Now that we’re heading into May and Equal Pay Day is behind us, it is crucial to remember that the most important parts of our compensation efforts are our people, having engaging and transparent conversations, accomplishing what we set out to do, and ultimately, paying fairly. In fact, we should probably focus on paying fairly year round. What made me think of it, you may ask? I was preparing a slide deck to use in an upcoming training about modern compensation, searching for an image for CEO. My google image search results showed a plethora of male images including images of males in front of the most recognizable names like HP, Walt Disney, Google, and McDonald’s. The very first woman that showed up in the CEO search was CEO Barbie. While this may be great strides for Barbie, it doesn’t bode super well for narrowing the uncontrolled pay gap for women. I’ve done a fair amount of speaking and writing about fair pay this month. A few questions have come up that bear sharing.
Why should I care about fair pay?
The most recent US Bureau of Labor Statistics (BLS) data shows that Americans 25 and older with a four-year college degree, have an unemployment rate of 2.8%. It’s an incredibly tight talent market out there, with Millennials moving into management roles and expecting more from their employers and the first Gen Z workers poised to enter the workforce in June. Paying fairly is a critical step in keeping the talent you have, and bringing new talent in the door.
Paying fairly is also good for business. Diverse teams lead to better business results. Infusing your talent pool with greater diversity gets people used to thinking in new ways, more creatively, more innovatively, and leads to finding new solutions to existing challenges.

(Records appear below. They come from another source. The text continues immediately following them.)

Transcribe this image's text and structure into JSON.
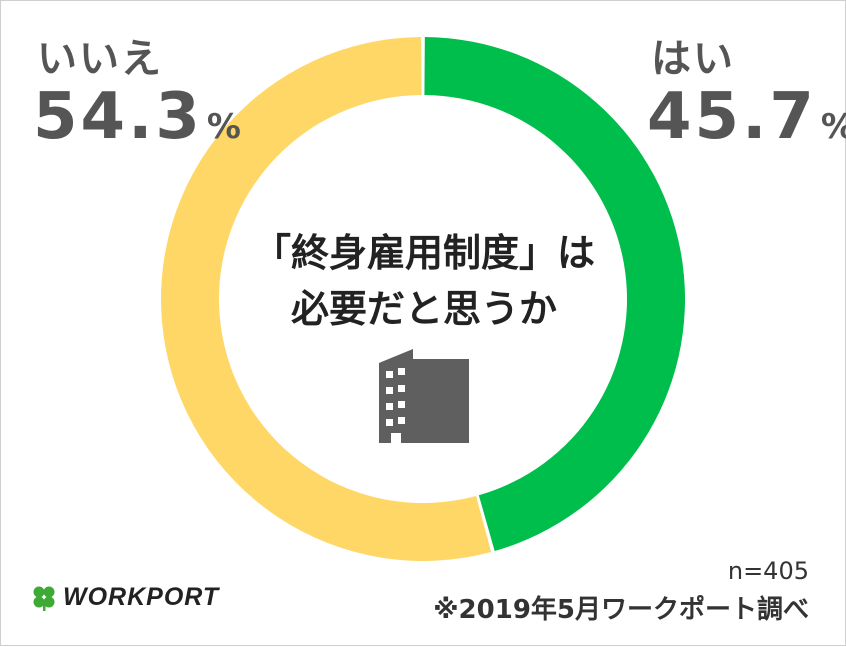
{
  "chart_data": {
    "type": "pie",
    "style": "donut",
    "title": "「終身雇用制度」は必要だと思うか",
    "title_lines": [
      "「終身雇用制度」は",
      "必要だと思うか"
    ],
    "slices": [
      {
        "label": "はい",
        "value": 45.7,
        "display": "45.7",
        "color": "#00BE4C"
      },
      {
        "label": "いいえ",
        "value": 54.3,
        "display": "54.3",
        "color": "#FFD766"
      }
    ],
    "unit": "%",
    "sample_size": "n=405",
    "source": "※2019年5月ワークポート調べ"
  },
  "brand": {
    "name": "WORKPORT",
    "logo_icon": "clover-icon",
    "logo_color": "#3DAA35"
  },
  "icons": {
    "center": "building-icon"
  },
  "colors": {
    "text": "#555555",
    "title": "#222222",
    "ring_gap": "#ffffff"
  }
}
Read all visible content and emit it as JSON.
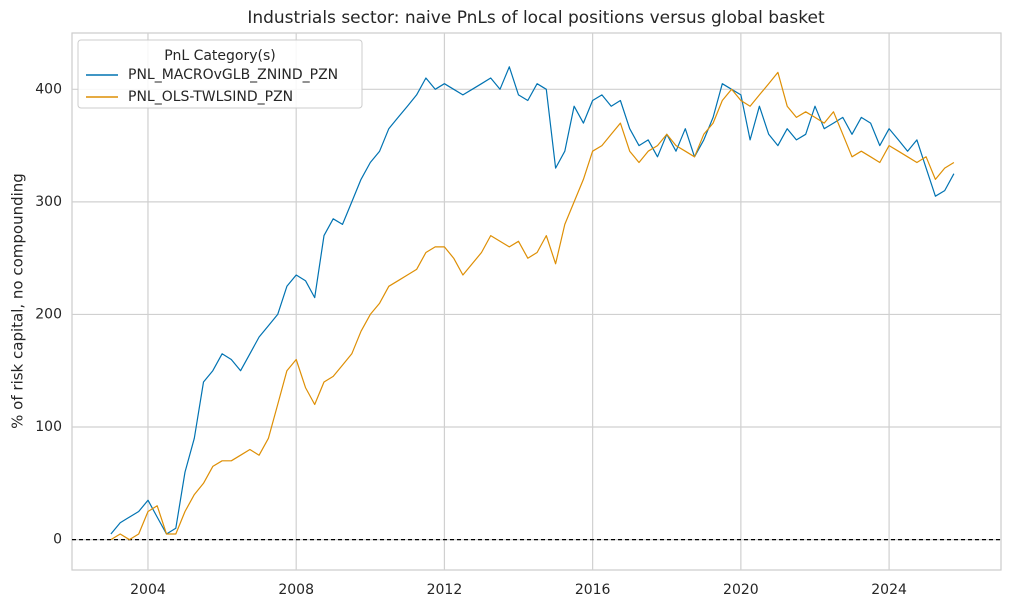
{
  "chart_data": {
    "type": "line",
    "title": "Industrials sector: naive PnLs of local positions versus global basket",
    "y_label": "% of risk capital, no compounding",
    "legend_title": "PnL Category(s)",
    "legend": "upper left",
    "grid": true,
    "hlines": [
      0
    ],
    "xlim": [
      2001.95,
      2027.02
    ],
    "ylim": [
      -27,
      450
    ],
    "xticks": [
      2004,
      2008,
      2012,
      2016,
      2020,
      2024
    ],
    "yticks": [
      0,
      100,
      200,
      300,
      400
    ],
    "x": [
      2003,
      2003.25,
      2003.5,
      2003.75,
      2004,
      2004.25,
      2004.5,
      2004.75,
      2005,
      2005.25,
      2005.5,
      2005.75,
      2006,
      2006.25,
      2006.5,
      2006.75,
      2007,
      2007.25,
      2007.5,
      2007.75,
      2008,
      2008.25,
      2008.5,
      2008.75,
      2009,
      2009.25,
      2009.5,
      2009.75,
      2010,
      2010.25,
      2010.5,
      2010.75,
      2011,
      2011.25,
      2011.5,
      2011.75,
      2012,
      2012.25,
      2012.5,
      2012.75,
      2013,
      2013.25,
      2013.5,
      2013.75,
      2014,
      2014.25,
      2014.5,
      2014.75,
      2015,
      2015.25,
      2015.5,
      2015.75,
      2016,
      2016.25,
      2016.5,
      2016.75,
      2017,
      2017.25,
      2017.5,
      2017.75,
      2018,
      2018.25,
      2018.5,
      2018.75,
      2019,
      2019.25,
      2019.5,
      2019.75,
      2020,
      2020.25,
      2020.5,
      2020.75,
      2021,
      2021.25,
      2021.5,
      2021.75,
      2022,
      2022.25,
      2022.5,
      2022.75,
      2023,
      2023.25,
      2023.5,
      2023.75,
      2024,
      2024.25,
      2024.5,
      2024.75,
      2025,
      2025.25,
      2025.5,
      2025.75
    ],
    "series": [
      {
        "name": "PNL_MACROvGLB_ZNIND_PZN",
        "color": "#0173b2",
        "values": [
          5,
          15,
          20,
          25,
          35,
          20,
          5,
          10,
          60,
          90,
          140,
          150,
          165,
          160,
          150,
          165,
          180,
          190,
          200,
          225,
          235,
          230,
          215,
          270,
          285,
          280,
          300,
          320,
          335,
          345,
          365,
          375,
          385,
          395,
          410,
          400,
          405,
          400,
          395,
          400,
          405,
          410,
          400,
          420,
          395,
          390,
          405,
          400,
          330,
          345,
          385,
          370,
          390,
          395,
          385,
          390,
          365,
          350,
          355,
          340,
          360,
          345,
          365,
          340,
          355,
          375,
          405,
          400,
          395,
          355,
          385,
          360,
          350,
          365,
          355,
          360,
          385,
          365,
          370,
          375,
          360,
          375,
          370,
          350,
          365,
          355,
          345,
          355,
          330,
          305,
          310,
          325
        ]
      },
      {
        "name": "PNL_OLS-TWLSIND_PZN",
        "color": "#de8f05",
        "values": [
          0,
          5,
          0,
          5,
          25,
          30,
          5,
          5,
          25,
          40,
          50,
          65,
          70,
          70,
          75,
          80,
          75,
          90,
          120,
          150,
          160,
          135,
          120,
          140,
          145,
          155,
          165,
          185,
          200,
          210,
          225,
          230,
          235,
          240,
          255,
          260,
          260,
          250,
          235,
          245,
          255,
          270,
          265,
          260,
          265,
          250,
          255,
          270,
          245,
          280,
          300,
          320,
          345,
          350,
          360,
          370,
          345,
          335,
          345,
          350,
          360,
          350,
          345,
          340,
          360,
          370,
          390,
          400,
          390,
          385,
          395,
          405,
          415,
          385,
          375,
          380,
          375,
          370,
          380,
          360,
          340,
          345,
          340,
          335,
          350,
          345,
          340,
          335,
          340,
          320,
          330,
          335
        ]
      }
    ]
  }
}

What does paying fairly actually mean?
There are lots of different ways to ensure fair pay. Some are required by various state and national laws, some are good business. Here are a few considerations:
– Pay fairly relative to the market or markets in which you compete for talent. Complete a market study to know where your employee pay stacks up to the market. Paying fairly may not mean using the same strategy for all functions. You may decide to target a more competitive market for some jobs or a less competitive market for others.
– Pay fairly across the different functional areas of your organization. One benefit of having all your jobs on one compensation structure is that it allows you to see how your jobs relate to one another. Your entry level job in customer service will probably not line up in the same grade as your entry level job in IT. And, that’s fair. Evaluating your structure regularly will make sure that you’re always positioning your jobs and functional areas in the right spot relative to one another.
– Pay fairly across individuals in the same job. That means taking into account performance, compression, and protected classes to ensure that every individual lines up in the right part of their pay range. Here again, paying fairly doesn’t mean paying everyone the same. In fact, if you pay everyone the same you’re neglecting some of the key differentiators that legally and appropriately should differentiate pay, like performance, experience, education, and skillset.
Is there really a gap between women’s wages and men’s?
Yes. But the size of that gap differs depending on how you measure. Having read and talked to folks with all kinds of opinions on the gender pay gap, I can comfortably say that we all agree on two important things to consider when looking at your pay gap:
– Paying fairly for all people doing similar work. This is something that’s often legally required. In some states (CA & NY), and most Canadian provinces, you have to demonstrate that you’re not discriminating in your pay practices for women and men with the same skills and experience doing the same work. The exact requirements differ by law, so if you aren’t sure what is true in your area, talk with an employment lawyer. In the PayScale Gender Pay analysis, this is called the “controlled” gap.
– Paying fairly across the whole organization. This is the “uncontrolled pay gap.” Using PayScale’s new gender pay comparison feature, in addition to examining fair pay by job, you now have the ability to understand overall pay practices at your whole organization.
You may find that job by job, you have fair pay between men and women, and yet when you look at your whole organization you still have a difference between the average pay for men and the average pay for women. That happens when your leadership and high paying functional roles are predominantly occupied by men. This isn’t something that is currently legislated, so is technically legal. This is the point where agreement around the gender pay gap ends. The whys and hows and what “should” be done can vary, so it’s important to turn your attention to the needs of your organization. If you decide you want to narrow your overall, uncontrolled gap, make sure you’re providing access to the highest paying jobs in your organization, checking for overt or unconscious discrimination that may prevent anyone from competing for those best-paying jobs.
What should I do about fair pay?
Decide what fair pay means for you, your organization, and your competitive landscape. Think about the best definition in order engage your existing employees. Consider what you need to do to attract new talent to your organization. Are you in a highly competitive environment? If so, you’ll need to be an employer of choice. Many large tech companies are making their pay diversity data public and differentiating themselves that way.
No matter who you are and what you’re hoping to accomplish in terms of fairness, the very next step is to take a look. If you want to pay fairly to the market, are you? If you want to ensure that you’re appropriately prioritizing pay for your key functions, are you? And if you want to ensure that individuals are compensated both legally and according to the things your organization values most, do you? Take a look!